That’s the finding of a system dynamics model built by the Prevention Centre together with the NSW Ministry of Health, the Department of Premier and Cabinet and leading academic experts, to determine what interventions would be required to achieve the Premier’s target.
The project brought together modelling experts with academics, policy experts and practitioners in a series of workshops to map the complex interaction of factors leading to childhood overweight and obesity in NSW. The findings were released in a paper published in Systems Research and Behavioral Science.
The model revealed the collective effect of different combinations of interventions, as well as when they needed to be implemented to achieve the target.
It found ‘business as usual’ interventions, such as continuing NSW Health programs at their current level, would not achieve the target. Supplementing these interventions to improve their reach and adoption rates still would not reach the target.
However, it would be possible to meet the target if a full range of cross-sectoral actions were undertaken, including improving the built environment, increasing children’s sport and recreation and active transport (including bike paths and improved pavements), and introducing new fiscal policies, the model found.
“These interventions fall under jurisdictions including health, urban planning and education portfolios and therefore require cross‐sectoral collaborative government action,” the paper said.
“The findings of this modelling exercise confirm the conclusions of evidence reviews … and international policy directions … namely, that childhood overweight and obesity is influenced by multiple determinants.

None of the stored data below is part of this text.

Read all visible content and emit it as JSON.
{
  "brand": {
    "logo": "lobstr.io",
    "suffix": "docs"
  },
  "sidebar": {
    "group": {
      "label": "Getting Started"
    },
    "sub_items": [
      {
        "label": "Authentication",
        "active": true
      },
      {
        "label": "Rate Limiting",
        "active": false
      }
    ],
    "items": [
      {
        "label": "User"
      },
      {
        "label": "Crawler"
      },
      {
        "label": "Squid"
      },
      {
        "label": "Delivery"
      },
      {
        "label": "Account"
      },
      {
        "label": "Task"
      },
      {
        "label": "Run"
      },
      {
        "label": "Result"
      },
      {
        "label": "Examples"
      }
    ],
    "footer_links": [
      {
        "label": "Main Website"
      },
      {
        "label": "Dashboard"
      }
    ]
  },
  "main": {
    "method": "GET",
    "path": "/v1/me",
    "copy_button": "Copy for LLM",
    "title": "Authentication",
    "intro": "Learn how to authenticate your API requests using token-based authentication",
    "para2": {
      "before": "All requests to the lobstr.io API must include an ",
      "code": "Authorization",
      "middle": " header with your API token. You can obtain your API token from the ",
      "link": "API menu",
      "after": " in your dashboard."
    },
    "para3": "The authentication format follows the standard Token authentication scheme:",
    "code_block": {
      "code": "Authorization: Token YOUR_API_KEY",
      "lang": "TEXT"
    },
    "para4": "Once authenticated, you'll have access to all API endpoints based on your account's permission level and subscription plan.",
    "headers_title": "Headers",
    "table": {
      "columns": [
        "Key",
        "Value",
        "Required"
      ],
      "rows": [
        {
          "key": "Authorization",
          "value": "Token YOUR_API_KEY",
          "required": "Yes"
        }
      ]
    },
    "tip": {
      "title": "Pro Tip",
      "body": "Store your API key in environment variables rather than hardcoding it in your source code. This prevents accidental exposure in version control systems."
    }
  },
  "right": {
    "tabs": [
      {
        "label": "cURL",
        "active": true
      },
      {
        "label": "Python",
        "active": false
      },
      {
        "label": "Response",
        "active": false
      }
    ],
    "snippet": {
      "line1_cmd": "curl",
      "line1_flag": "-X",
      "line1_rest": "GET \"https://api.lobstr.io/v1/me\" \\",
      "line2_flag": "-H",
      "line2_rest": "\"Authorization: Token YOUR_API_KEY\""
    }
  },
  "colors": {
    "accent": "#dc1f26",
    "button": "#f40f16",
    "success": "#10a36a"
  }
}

As a consequence, a socioecological, multi‐agency approach is necessary. The need for a cross‐sectoral government response to childhood overweight and obesity is reflected in the NSW Health delivery plan for this priority.”
The model forecast that interventions would have little discernible impact until 2020. All the interventions needed to be implemented in order to reach the target approximately 6 months after the proposed end date of mid‐2025.
“If any of the target estimates of intervention reach and adoption are not realized, the suite of interventions would not achieve the target by the 2025 target date. This suggests that if a greater level of certainty around reaching the target on time is required, additional strategies to increase the impact of interventions are likely to be required,” the paper concluded.